Examiner Editorial: A good place to start debating America’s fiscal mess

Former Clinton White House Chief of Staff Erskine Bowles and former Wyoming Republican Sen. Alan Simpson caused quite a stir last week by releasing their draft report as co-chairmen for the National Commission on Fiscal Responsibility and Reform. A New York Times headline captured the essence of the Bowles-Simpson recommendations: “Debt commission seeks Social Security cuts and tax increases.” Those are both third-rail issues, and consequently it’s tempting to dismiss the report as political showboating. But looked at in its entirety, the Bowles-Simpson draft provides a useful starting point for a desperately needed national discussion of what to do about the federal government’s exploding spending and debt. As with any discussion about budgets, the primary focus here must be on what are the most important federal priorities, and how they should be funded.

There is a public consensus that the federal government spends way too much on far too many programs, many of which are either unneeded, duplicative or wasteful, or better left to state and local authorities. Recognizing this reality, Bowles and Simpson recommend a host of reasonable cuts, starting with doing away with all congressional earmarks, for a savings of $16 billion. In a $3.5 trillion annual budget, $16 billion is a trifle, but that’s not why earmarks should end. Bowles and Simpson recognize that if Congress is unwilling to stop spending a million here for a bike path and a million there for community center swimming pool, it won’t be able to make the far tougher decisions that must be made on the federal budget.

Consider, for example, the commission chairmen’s recommendation that the federal work force be cut by 10 percent and that the number of federal contract jobs be trimmed by 250,000. These are two of 54 recommendations that together would cut $200 billion from the federal budget, with equal amounts from defense and nondefense accounts. Many of these items have been suggested by Democrats and Republicans, but were never adopted because of self-serving opposition by special interests.
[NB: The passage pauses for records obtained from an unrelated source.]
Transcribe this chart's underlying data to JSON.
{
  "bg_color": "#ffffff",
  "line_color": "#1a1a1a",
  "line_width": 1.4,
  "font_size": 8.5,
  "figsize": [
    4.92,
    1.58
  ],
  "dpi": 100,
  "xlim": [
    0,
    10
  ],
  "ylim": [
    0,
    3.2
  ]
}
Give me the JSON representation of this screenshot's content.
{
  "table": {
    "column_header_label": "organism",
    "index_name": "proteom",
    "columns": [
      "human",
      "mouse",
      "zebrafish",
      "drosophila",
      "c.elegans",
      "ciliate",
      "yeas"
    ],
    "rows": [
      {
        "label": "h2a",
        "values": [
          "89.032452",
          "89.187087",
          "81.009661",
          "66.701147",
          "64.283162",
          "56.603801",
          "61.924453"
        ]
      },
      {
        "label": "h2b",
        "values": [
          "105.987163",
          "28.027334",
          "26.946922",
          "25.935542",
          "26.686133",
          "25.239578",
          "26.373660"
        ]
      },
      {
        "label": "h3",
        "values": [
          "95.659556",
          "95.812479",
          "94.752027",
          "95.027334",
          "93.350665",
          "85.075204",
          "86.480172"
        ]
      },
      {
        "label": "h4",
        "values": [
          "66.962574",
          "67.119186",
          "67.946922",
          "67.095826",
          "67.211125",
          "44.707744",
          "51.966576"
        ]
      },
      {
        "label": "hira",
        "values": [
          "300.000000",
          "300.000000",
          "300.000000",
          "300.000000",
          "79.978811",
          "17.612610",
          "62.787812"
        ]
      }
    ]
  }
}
Then there are the big-ticket items on the Bowles-Simpson list, including raising the retirement age from 67 to 69, reducing future Social Security benefits, hiking the federal gas tax 15 cents per gallon, and eliminating a host of popular tax deductions, including, most significantly, the mortgage interest deduction. To ease the pain, Bowles and Simpson would introduce a simplified system of tax rate brackets that are less onerous than the ones in place now. Liberals immediately rejected the entitlement cuts as unnecessary if only President Obama and Congress would increase taxes. For their part, conservatives attacked the tax hikes and deduction eliminations as simply giving Washington politicians more tax dollars to spend. The Examiner also has reservations about specific recommendations from Bowles and Simpson, but they deserve credit for putting substance on the table. So let the debate begin now in earnest.